Artikel | Haus & Garten 04/2008
Das Gemüsebeet im Einmachglas
Kleingemüse lässt sich sogar im tiefsten Winter selber produzieren – Erntezeit ist schon nach wenigen Tagen. Der Trick: Man zieht aus Samen Keimlinge.
Knackig, aromatisch und äusserst gesund: Keimlinge aus Getreide, Hülsenfrüchten und Gemüsesamen sind bei Ernährungsfachleuten hoch im Kurs. Weitere Vorteile der Mini-Pflänzchen: Sie lassen sich das ganze Jahr über mit einfachen Mitteln in jeder Wohnung selber herstellen.
So gehen Sie vor
- Sie benötigen ein grosses Glas, zum Beispiel ein Einmachglas, mit weiter Öffnung. Ferner ein Stück siebartiges Gewebe (etwa Vorhangstoff oder Fliegengitter) und ein starkes Gummiband, um das Gewebe über der Glasöffnung zu fixieren.
- Die vorher eingeweichten Samen füllen Sie ins Glas und verschliessen es mit dem Gittergewebe.
- Jeweils morgens und abends füllen Sie den Behälter mit Wasser und lassen es wieder ablaufen.
- Zwischen den Spülungen stellen Sie das Glas mit der Öffnung nach unten in Schräglage in eine Ecke, damit auch der letzte Tropfen ablaufen kann.
- Nach kurzer Zeit – die meisten Samen haben eine Keimzeit zwischen zwei und fünf Tagen – sind die Pflänzchen essreif (siehe unten).
Wichtig
- Alle Samen in handwarmem Wasser vorquellen. Faustregel: Kleine Körner benötigen rund 8 Stunden, grosse 12 Stunden. Vor dem Einfüllen ins Glas mit frischem Wasser gut spülen.

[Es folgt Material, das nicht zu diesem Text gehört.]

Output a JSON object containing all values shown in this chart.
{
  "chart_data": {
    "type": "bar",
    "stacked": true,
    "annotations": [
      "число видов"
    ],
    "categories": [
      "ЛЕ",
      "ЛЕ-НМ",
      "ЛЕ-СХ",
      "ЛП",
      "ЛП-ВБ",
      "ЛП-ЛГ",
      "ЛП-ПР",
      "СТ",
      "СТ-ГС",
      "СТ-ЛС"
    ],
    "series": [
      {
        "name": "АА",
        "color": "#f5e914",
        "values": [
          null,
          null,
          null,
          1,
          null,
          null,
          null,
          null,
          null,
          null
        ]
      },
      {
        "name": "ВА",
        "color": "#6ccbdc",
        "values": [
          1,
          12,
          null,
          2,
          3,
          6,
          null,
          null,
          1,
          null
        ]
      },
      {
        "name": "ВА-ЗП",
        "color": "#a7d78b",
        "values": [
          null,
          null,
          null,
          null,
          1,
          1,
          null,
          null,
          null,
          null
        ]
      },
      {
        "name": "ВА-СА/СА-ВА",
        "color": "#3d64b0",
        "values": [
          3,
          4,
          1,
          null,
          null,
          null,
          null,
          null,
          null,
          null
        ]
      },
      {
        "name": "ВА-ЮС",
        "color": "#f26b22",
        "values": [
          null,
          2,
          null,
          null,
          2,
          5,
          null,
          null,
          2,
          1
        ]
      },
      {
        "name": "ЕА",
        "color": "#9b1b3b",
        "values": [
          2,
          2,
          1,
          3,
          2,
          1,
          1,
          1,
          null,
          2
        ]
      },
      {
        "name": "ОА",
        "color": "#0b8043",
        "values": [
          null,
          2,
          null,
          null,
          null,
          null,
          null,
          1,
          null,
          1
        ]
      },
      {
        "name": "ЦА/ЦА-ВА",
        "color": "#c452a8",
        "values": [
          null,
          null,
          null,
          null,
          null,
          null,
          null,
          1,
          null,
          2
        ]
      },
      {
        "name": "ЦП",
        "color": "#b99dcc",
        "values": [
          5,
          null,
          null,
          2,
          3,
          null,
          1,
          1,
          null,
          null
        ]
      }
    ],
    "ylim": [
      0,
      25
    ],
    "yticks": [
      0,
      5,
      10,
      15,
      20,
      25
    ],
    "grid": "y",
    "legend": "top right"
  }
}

- An dem Ort, an dem die Saat keimt, sollte die Temperatur zwischen 20 und 22 Grad liegen. Die meisten Keimlinge mögen es zudem hell, ertragen aber keine direkte Sonne.
- Damit Schimmel und Fäulnis keine Chance haben, muss das Spülwasser unbedingt vollständig abfliessen und die Luft im Glas gut zirkulieren können. Glas deshalb zwischen den Spülgängen schräg hinstellen – in einem Winkel von etwa 45 Grad. Ferner darauf achten, dass das Wasser durch das Gittergewebe problemlos abfliessen kann. Verstopftes Gewebe sofort ersetzen.
- Nur Bio-Saatgut verwenden respektive Bio-Körner, die speziell für die Keimlingsproduktion angeboten werden. Konventionelles Saatgut ist vorbehandelt und deshalb ungeeignet.
- Nicht zu viele Samen auf einmal ins Glas füllen: Die Keimlinge wachsen schnell und benötigen Platz. Faustregel: Je nach Grösse des Glases und Art der Körner nur ein bis zwei Esslöffel keimen lassen.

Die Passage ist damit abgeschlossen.